Милый славный уланский поручик, и ротмистр, и консул Речи Посполитой. Никому мы в Варшаве не нужны, как не нужны в Румынии. Может быть, по старой дружбе примет нас сербский королевич? Все же ты останешься первым и единственным, который отнесся к нам с ласковой дружбой старшего товарища к младшему, приободрил, успокоил, защитил, как мог. И даже пригласил в Варшаву, не спросив себя, будет ли уж так доволен твой вождь, «дед» Пилсудский, получить полсотни молодых «москалей»?
Действительно, прошло не больше часа, как за нами является наш старый знакомый, жандармский унтер-офицер. С ним хороший взвод жандармов с примкнутыми штыками. Он, видимо, ждет, чтобы совсем стемнело, так как выходим мы не сразу.
Прощаемся с польским консулом. Его мы больше не увидим.
Холодная луна просвечивает через туман. Морозная сырость пронизывает насквозь. Совсем как эти дни. Только не чувствуется тяжесть винтовки за плечом.
– Айда, русски…
Но это не выгоняют, наверное, не выгоняют. Все-таки липкая жуть снова поднимается в груди – а что, если все же?

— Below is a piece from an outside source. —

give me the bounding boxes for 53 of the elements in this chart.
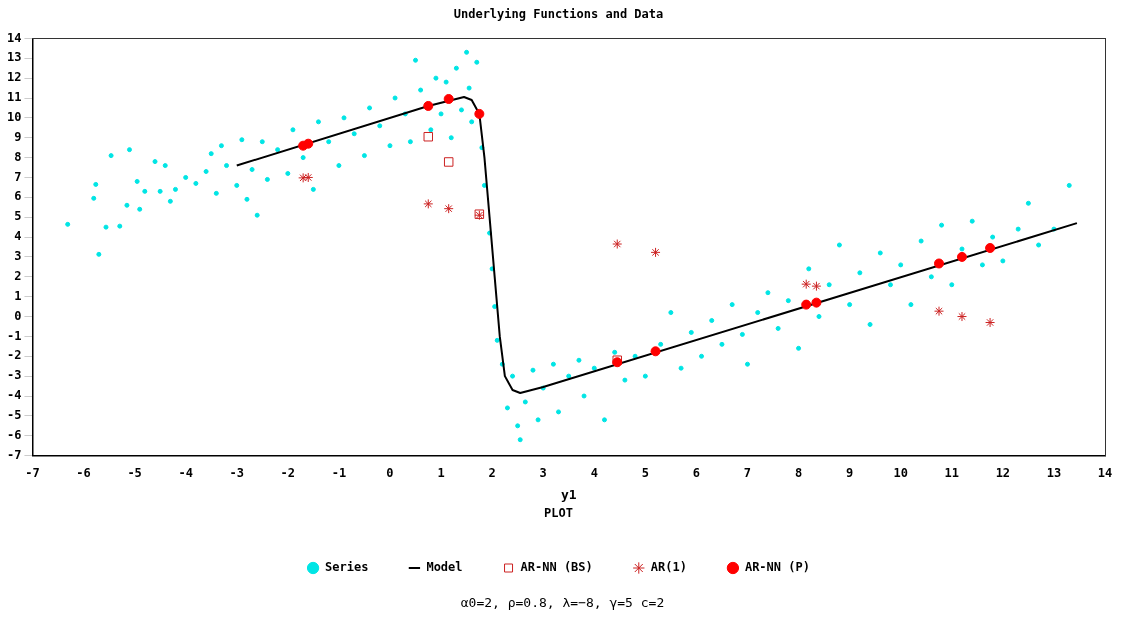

Но нет. Мы идем по спящему городу, по булыжной городской мостовой, и вдобавок мы идем в противоположную от Днестровского лимана сторону. Идем не долго, но с трудом. Растертые ноги кровоточат, усталые мускулы едва повинуются, каждый шаг молотом отдается в мозгу.
Одноэтажное здание со двором, в раскрытые ворота которого нас вводят. Крыльцо, передняя с двойной дверью. Из открытой двери вырывается в темноту передней яркий свет и дышит настоящим теплом.
А внутри, у самовара, около которого суетятся нарядно одетые, совсем как до семнадцатого года, дамы, горы бутербродов.
Итак, с вечера 6 февраля мы живем в помещении бывшей приходской школы. Для кадет отведены две комнаты с нарами. Наши офицеры занимают третью, столовая – пятую, шестую и седьмую – румынский караул, целое отделение жандармской пехоты, а центральный зал без окон, с дверьми во все комнаты – в общем распоряжении. Там нам делают перекличку, когда это вздумается караульному унтер-офицеру.
Мы получаем румынский солдатский паек, но на самом деле его съедают румынские жандармы, так как с первого дня нас кормит, и как кормит, аккерманский дамский комитет, почти исключительно еврейский. Русскую культуру и вообще Россию в оккупированной румынами Бессарабии представляют и, пока с успехом, защищают евреи. Офицеров больше нет, чиновников румыны выгнали, помещики сидят по своим имениям, городским мещанам, вдобавок наполовину молдаванам, бороться с румынским произволом не под силу, и с момента ухода Дроздовского на Дон единственной защитницей языка Пушкина в Бессарабии оказалась еврейская буржуазия.